Questo in risposta alla reazione dei Dewar che, dopo aver fissato il kender con crescente espressione di allarme sul viso, avevano urlato una parola, si erano girati ed erano scappati a gambe levate.
«Antarax,» ripetè Tas, seguendoli perplesso con lo sguardo. «Vediamo. Sembra nanesco per... per... Oh, naturalmente! La morte che brucia. Ah... pensano che io abbia ancora la peste! Mmm... è comodo. O no?»
Il kender si ritrovò solo in un altro lungo corridoio, desolato e squallido, in tutto e per tutto simile a quello che aveva appena lasciato. «Non so ancora dove mi trovo, e non c’è nessuno che sembri propenso a dirmelo. L’unica via d’uscita è quella scala laggiù, e quei due sono scappati appunto da quella parte, perciò la cosa migliore da fare, credo, sia quella di seguirli. Caramon deve per forza trovarsi da qualche parte qua dentro.»

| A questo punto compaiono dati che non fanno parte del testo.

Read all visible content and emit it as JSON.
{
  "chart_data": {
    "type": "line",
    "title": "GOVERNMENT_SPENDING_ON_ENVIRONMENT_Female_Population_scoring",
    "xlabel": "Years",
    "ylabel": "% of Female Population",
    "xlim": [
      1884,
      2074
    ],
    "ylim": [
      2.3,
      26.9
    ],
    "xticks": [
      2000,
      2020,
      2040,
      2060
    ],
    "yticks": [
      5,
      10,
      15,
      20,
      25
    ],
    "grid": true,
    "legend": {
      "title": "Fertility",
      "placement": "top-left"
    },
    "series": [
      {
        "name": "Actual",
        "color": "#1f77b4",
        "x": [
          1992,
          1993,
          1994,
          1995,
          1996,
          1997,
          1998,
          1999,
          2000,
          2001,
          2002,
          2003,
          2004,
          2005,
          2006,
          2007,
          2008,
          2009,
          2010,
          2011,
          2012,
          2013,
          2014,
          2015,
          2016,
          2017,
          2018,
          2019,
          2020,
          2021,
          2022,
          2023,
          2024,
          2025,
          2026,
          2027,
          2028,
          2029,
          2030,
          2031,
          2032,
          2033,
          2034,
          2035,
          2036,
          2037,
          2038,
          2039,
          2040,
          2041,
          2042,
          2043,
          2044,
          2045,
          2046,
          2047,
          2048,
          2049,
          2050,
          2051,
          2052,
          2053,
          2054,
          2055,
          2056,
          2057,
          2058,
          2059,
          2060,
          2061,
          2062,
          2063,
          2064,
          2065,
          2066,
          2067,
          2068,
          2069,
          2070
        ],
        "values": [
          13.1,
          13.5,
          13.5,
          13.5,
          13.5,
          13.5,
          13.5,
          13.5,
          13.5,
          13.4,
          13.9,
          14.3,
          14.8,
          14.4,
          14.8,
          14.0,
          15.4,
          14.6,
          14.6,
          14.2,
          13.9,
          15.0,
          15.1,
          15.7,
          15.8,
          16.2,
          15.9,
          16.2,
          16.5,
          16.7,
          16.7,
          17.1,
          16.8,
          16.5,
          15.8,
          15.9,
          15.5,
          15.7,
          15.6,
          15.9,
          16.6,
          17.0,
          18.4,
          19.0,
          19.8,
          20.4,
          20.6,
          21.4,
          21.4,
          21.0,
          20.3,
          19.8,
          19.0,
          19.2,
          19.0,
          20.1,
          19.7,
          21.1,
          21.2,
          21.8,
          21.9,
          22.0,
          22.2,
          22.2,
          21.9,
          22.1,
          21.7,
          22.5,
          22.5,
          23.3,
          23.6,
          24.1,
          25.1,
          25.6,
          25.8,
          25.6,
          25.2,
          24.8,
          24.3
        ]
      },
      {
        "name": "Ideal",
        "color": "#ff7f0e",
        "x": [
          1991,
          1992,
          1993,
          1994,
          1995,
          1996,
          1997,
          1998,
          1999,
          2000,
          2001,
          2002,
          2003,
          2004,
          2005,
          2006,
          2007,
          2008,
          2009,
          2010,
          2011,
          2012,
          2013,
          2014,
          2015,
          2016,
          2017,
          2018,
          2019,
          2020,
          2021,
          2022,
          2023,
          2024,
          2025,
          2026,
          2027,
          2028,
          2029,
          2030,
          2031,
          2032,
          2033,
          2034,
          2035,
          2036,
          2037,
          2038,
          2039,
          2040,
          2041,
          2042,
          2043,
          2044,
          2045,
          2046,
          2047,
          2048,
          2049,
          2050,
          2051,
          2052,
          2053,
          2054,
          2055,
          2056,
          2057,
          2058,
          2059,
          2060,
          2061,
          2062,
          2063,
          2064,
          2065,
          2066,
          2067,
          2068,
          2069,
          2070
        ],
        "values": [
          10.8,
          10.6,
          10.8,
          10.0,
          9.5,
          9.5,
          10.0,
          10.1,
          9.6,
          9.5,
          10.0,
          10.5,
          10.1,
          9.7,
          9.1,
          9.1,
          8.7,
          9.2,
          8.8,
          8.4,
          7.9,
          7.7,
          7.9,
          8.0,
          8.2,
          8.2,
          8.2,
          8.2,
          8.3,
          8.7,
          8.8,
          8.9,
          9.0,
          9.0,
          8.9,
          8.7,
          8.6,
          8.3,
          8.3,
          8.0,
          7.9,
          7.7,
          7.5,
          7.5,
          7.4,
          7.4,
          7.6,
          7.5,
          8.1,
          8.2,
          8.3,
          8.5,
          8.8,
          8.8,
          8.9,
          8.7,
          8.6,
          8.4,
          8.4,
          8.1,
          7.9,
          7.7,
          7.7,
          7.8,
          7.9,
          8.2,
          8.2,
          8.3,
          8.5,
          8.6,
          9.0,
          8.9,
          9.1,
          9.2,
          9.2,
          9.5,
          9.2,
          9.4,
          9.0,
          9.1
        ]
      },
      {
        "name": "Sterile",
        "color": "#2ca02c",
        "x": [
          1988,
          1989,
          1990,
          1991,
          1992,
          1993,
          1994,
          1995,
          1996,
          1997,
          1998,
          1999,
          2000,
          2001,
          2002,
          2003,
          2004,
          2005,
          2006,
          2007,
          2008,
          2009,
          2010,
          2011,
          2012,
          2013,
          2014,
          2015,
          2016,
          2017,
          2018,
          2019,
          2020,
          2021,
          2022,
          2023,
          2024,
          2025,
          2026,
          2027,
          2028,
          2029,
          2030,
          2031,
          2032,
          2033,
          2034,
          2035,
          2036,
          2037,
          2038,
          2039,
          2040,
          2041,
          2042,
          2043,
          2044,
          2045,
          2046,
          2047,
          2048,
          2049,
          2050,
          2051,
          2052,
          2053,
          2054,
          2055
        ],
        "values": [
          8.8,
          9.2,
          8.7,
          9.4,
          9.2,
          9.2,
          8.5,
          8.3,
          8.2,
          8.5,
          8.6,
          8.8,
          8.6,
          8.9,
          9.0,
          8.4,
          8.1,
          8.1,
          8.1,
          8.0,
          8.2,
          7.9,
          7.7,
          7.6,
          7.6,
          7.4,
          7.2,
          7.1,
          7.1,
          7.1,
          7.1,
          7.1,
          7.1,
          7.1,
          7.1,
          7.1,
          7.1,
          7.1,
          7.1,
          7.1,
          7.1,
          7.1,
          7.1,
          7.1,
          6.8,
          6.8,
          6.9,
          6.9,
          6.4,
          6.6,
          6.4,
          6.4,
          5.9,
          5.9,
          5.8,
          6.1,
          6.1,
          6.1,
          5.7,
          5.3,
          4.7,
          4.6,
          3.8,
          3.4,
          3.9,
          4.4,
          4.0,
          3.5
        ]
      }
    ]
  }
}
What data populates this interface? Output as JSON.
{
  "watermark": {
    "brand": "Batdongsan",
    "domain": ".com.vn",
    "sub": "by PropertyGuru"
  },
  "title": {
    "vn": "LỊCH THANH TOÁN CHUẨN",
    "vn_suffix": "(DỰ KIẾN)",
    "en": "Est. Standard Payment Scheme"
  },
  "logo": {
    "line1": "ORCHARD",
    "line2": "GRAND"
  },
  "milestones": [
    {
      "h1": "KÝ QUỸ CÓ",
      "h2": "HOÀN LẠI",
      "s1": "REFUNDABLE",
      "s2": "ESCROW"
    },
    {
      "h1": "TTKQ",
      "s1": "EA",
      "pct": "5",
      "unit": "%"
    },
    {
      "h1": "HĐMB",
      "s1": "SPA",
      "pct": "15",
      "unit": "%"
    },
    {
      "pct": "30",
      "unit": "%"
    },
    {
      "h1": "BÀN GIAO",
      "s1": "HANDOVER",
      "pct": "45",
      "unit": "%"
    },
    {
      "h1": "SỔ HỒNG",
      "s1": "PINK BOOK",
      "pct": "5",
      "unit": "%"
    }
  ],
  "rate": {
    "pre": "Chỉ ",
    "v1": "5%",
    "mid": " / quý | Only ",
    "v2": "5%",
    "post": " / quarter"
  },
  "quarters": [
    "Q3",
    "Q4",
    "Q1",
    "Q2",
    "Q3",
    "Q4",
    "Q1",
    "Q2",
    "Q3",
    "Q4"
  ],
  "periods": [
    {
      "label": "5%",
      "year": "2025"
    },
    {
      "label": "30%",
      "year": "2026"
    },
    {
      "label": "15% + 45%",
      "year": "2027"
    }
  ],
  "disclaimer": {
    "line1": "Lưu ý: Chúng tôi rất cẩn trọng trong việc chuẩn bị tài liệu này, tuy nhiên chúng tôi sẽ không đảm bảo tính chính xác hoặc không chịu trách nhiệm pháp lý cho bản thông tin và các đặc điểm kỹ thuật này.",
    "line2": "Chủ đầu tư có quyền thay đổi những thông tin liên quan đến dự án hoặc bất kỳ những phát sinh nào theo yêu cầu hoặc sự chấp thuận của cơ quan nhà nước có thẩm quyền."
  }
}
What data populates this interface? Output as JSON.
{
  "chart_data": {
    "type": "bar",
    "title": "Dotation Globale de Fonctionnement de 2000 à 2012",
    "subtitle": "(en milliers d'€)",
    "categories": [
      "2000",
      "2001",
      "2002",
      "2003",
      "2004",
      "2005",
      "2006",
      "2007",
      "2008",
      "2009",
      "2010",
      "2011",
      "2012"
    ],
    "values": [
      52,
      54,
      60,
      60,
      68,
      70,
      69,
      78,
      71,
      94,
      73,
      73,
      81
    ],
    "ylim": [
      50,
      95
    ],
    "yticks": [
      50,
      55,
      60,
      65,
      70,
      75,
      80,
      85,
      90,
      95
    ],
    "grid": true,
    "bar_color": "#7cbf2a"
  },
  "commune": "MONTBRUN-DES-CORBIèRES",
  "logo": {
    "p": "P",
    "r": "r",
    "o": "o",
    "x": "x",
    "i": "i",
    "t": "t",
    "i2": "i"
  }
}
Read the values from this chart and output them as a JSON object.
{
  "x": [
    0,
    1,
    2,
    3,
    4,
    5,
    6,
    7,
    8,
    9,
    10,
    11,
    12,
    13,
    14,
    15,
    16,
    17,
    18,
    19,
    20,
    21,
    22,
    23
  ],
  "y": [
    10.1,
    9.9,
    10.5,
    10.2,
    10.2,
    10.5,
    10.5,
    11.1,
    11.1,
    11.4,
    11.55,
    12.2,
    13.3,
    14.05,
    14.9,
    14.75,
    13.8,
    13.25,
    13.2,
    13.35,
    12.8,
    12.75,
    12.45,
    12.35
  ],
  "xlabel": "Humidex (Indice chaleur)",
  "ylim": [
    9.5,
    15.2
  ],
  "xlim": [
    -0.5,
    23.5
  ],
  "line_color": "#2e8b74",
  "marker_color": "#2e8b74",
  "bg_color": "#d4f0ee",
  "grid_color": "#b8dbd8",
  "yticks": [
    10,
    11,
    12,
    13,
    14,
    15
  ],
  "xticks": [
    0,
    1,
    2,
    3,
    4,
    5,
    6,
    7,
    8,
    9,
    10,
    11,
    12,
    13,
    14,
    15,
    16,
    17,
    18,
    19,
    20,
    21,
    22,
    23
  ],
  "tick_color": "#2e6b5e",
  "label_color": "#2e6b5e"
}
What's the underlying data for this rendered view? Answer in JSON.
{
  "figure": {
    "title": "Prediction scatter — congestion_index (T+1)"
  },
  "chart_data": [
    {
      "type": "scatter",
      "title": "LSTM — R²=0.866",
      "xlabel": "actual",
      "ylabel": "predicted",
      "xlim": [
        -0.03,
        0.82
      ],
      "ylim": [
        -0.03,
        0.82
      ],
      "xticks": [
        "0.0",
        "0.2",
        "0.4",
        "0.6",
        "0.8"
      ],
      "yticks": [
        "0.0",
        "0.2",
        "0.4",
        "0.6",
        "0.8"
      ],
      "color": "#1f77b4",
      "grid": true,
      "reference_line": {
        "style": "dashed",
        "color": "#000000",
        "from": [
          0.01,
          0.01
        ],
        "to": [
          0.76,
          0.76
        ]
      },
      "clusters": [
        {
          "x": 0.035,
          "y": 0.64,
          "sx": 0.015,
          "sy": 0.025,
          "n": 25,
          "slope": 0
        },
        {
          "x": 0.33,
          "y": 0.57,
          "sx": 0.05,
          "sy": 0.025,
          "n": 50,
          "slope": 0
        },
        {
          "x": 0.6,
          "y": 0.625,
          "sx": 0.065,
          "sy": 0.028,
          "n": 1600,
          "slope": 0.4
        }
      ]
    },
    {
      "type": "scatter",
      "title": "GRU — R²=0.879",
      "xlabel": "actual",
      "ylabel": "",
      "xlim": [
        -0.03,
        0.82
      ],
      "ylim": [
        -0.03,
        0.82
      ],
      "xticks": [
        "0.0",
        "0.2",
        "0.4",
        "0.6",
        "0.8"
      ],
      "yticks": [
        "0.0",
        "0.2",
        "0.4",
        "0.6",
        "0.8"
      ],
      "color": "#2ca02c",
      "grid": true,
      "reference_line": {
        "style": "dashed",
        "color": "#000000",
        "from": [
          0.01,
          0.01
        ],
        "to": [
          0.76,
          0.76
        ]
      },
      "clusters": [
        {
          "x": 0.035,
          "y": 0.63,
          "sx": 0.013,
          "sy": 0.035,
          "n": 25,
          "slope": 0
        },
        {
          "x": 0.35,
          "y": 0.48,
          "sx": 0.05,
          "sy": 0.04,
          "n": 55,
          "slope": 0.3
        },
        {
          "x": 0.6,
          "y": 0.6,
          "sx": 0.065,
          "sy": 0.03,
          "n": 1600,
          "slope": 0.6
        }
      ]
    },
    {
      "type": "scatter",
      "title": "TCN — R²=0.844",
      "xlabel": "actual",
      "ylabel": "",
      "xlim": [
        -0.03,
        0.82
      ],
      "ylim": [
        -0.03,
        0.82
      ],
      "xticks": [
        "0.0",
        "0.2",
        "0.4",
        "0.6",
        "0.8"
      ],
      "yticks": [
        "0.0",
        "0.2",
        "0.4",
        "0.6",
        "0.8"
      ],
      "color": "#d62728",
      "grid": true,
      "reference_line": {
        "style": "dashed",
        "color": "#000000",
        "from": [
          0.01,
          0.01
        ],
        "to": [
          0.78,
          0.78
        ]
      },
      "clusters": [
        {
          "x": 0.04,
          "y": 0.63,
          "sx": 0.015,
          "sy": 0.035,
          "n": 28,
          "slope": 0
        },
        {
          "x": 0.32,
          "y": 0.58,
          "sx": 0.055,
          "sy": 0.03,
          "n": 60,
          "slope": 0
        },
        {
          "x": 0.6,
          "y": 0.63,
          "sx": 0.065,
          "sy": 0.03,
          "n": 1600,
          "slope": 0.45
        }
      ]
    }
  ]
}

Ma le gambe di Tas, che avevano già manifestato la loro avversione a camminare, informarono il kender in termini espliciti che mettersi a correre era fuori questione. Seguì perciò i nani quanto più rapidamente possibile con passo incespicante, ma i due nani erano sfrecciati su per le scale ed erano scomparsi alla sua vista quando arrivò a metà corridoio. Ansimando, sentendosi un po’ stordito ma deciso a trovare Caramon, Tas li seguì su per la scala. Quando girò l’angolo si fermò di colpo.
«Ups!» esclamò, e si affrettò a nascondersi in mezzo alle ombre. Tappandosi la bocca con una mano, si rimproverò severamente. «Chiudi il becco, Burrfoot! C’è l’intero esercito dei Dewar!»
E pareva proprio che fosse così. I due che aveva seguito avevano incontrato una ventina di nani.
Rannicchiato nell’ombra, Tas li sentì vociare tutti eccitati, e si aspettò di vederseli arrivare addosso con passo cadenzato da un momento all’altro... ma non successe nulla.
Aspettò, ascoltando la conversazione. Poi, rischiando una sbirciata, vide che alcuni dei nani presenti non avevano l’aspetto dei Dewar. Erano puliti, con la barba pettinata, ed erano rivestiti di armature sfavillanti. E non apparivano soddisfatti. Fissavano trucemente uno dei Dewar, come se avessero voluto scuoiarlo vivo.
«Nani delle montagne!» borbottò Tas fra sé, in preda allo stupore, riconoscendo le armature. «E da quello che Raistlin ha detto, sono il nemico. Il che significa che dovrebbero essere nella loro montagna, non nella nostra. Sempre che noi siamo in una montagna, naturalmente, cosa che comincio a considerare probabile, a giudicare dall’aspetto. Ma, mi chiedo...»
Quando uno dei nani della montagna cominciò a parlare, Tas s’illuminò. «Finalmente qualcuno che si fa capire!» Il kender sospirò di sollievo. A causa della mescolanza delle razze, il nano stava parlando una rozza mescolanza di comune e nanesco.
Il succo della conversazione, da quello che Tas riuscì a seguire, era che al nano della montagna non importava una pietra crepata dello stregone matto o di un kender errabondo infestato dalla peste.
«Siamo venuti qui per prendere la testa del generale Caramon,» ringhiò il nano delle montagne.
«Hai detto che lo stregone ha promesso di organizzare la cosa. Bene, allora, adesso tocca a noi. E, comunque, preferisco fare a meno di trattare con una Veste Nera. E adesso rispondi a questo, Argat. I tuoi sono pronti ad attaccare l’esercito dall’interno? Siete pronti a uccidere questo generale? Oppure era soltanto un trucco? Se è così, scoprirete che si ripercuoterà duramente sul vostro popolo a Thorbardin!»